Like Applied Digital, CoreWeave is not yet fully profitable on an operating basis, but its gross profit generation capability suggests it’s much closer to achieving sustainable positive residual income streams.
Nvidia Partnership: CoreWeave’s Competitive Edge
A critical factor enhancing CoreWeave’s residual income potential is its strategic partnership with Nvidia. The two companies entered a $6.3 billion agreement, with Nvidia committing to purchase CoreWeave’s excess data center capacity through April 13, 2032. This arrangement provides revenue certainty that directly protects CoreWeave’s residual cash flow against demand downturns.

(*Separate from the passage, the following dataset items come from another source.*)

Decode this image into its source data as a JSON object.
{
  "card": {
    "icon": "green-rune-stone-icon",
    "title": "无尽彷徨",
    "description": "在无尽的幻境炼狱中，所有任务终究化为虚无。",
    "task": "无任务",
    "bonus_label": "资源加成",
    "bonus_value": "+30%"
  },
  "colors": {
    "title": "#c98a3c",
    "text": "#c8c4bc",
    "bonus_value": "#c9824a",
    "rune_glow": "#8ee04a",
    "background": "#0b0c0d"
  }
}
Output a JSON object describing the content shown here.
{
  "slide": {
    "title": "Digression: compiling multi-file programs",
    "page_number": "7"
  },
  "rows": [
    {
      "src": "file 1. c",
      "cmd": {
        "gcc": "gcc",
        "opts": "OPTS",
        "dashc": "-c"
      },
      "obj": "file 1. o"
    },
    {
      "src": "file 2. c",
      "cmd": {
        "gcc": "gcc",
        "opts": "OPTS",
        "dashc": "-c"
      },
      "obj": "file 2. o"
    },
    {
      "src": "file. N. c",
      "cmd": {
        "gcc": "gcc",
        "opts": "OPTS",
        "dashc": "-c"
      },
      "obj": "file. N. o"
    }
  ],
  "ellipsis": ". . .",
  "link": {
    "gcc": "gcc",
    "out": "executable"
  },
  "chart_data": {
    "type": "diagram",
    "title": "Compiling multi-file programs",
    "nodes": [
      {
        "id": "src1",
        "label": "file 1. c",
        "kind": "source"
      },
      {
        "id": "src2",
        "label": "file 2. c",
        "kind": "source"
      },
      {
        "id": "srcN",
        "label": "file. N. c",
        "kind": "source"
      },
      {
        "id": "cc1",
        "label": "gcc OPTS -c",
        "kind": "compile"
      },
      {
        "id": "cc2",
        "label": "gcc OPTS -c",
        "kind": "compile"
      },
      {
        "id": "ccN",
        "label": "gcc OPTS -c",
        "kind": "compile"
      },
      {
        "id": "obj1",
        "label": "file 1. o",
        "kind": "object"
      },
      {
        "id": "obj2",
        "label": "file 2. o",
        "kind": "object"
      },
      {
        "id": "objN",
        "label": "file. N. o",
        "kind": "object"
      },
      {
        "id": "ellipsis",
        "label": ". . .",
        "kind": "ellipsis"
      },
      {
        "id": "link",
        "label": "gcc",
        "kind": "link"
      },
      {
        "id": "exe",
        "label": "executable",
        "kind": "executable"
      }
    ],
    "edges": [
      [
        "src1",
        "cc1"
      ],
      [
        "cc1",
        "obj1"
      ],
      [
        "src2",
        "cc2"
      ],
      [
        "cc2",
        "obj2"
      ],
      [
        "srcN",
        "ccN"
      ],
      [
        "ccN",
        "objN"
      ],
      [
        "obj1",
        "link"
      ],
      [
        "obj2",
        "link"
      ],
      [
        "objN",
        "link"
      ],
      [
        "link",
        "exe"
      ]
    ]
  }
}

Additionally, Nvidia invested $2 billion in CoreWeave at $87.20 per share, signaling confidence in the company’s financial trajectory. This backing reduces execution risk for CoreWeave’s infrastructure scaling, a key consideration for long-term residual income investors.
Applied Digital lacks comparable partnership protection, relying entirely on market demand for its leases—a riskier profile from a cash flow reliability perspective.
Valuation Metrics and Residual Value
Comparing unprofitable companies requires focusing on valuation efficiency. The forward price-to-sales (P/S) ratio reveals how much investors pay today for each dollar of projected revenue—a critical metric when assessing which company offers better residual income potential per dollar invested.
CoreWeave trades at a significantly lower forward P/S multiple than Applied Digital, and notably, CoreWeave’s valuation sits near its 52-week low while Applied Digital’s trades near its 52-week highs. This valuation divergence is striking given CoreWeave’s superior gross profitability and Nvidia backing. CoreWeave’s discounted valuation suggests investors underestimate its path to strong residual income generation, presenting a potential opportunity for value-oriented investors.
Making Your Investment Decision
The data strongly favors CoreWeave when evaluated through a residual income framework:
Applied Digital’s infrastructure-landlord model may eventually prove profitable as utilization rates rise and operating leverage improves, but current metrics suggest that outcome remains several quarters away. For investors focused on companies already demonstrating strong residual income potential and clear paths to profitability, CoreWeave presents the more compelling case today—though both companies carry leverage risk worthy of careful monitoring.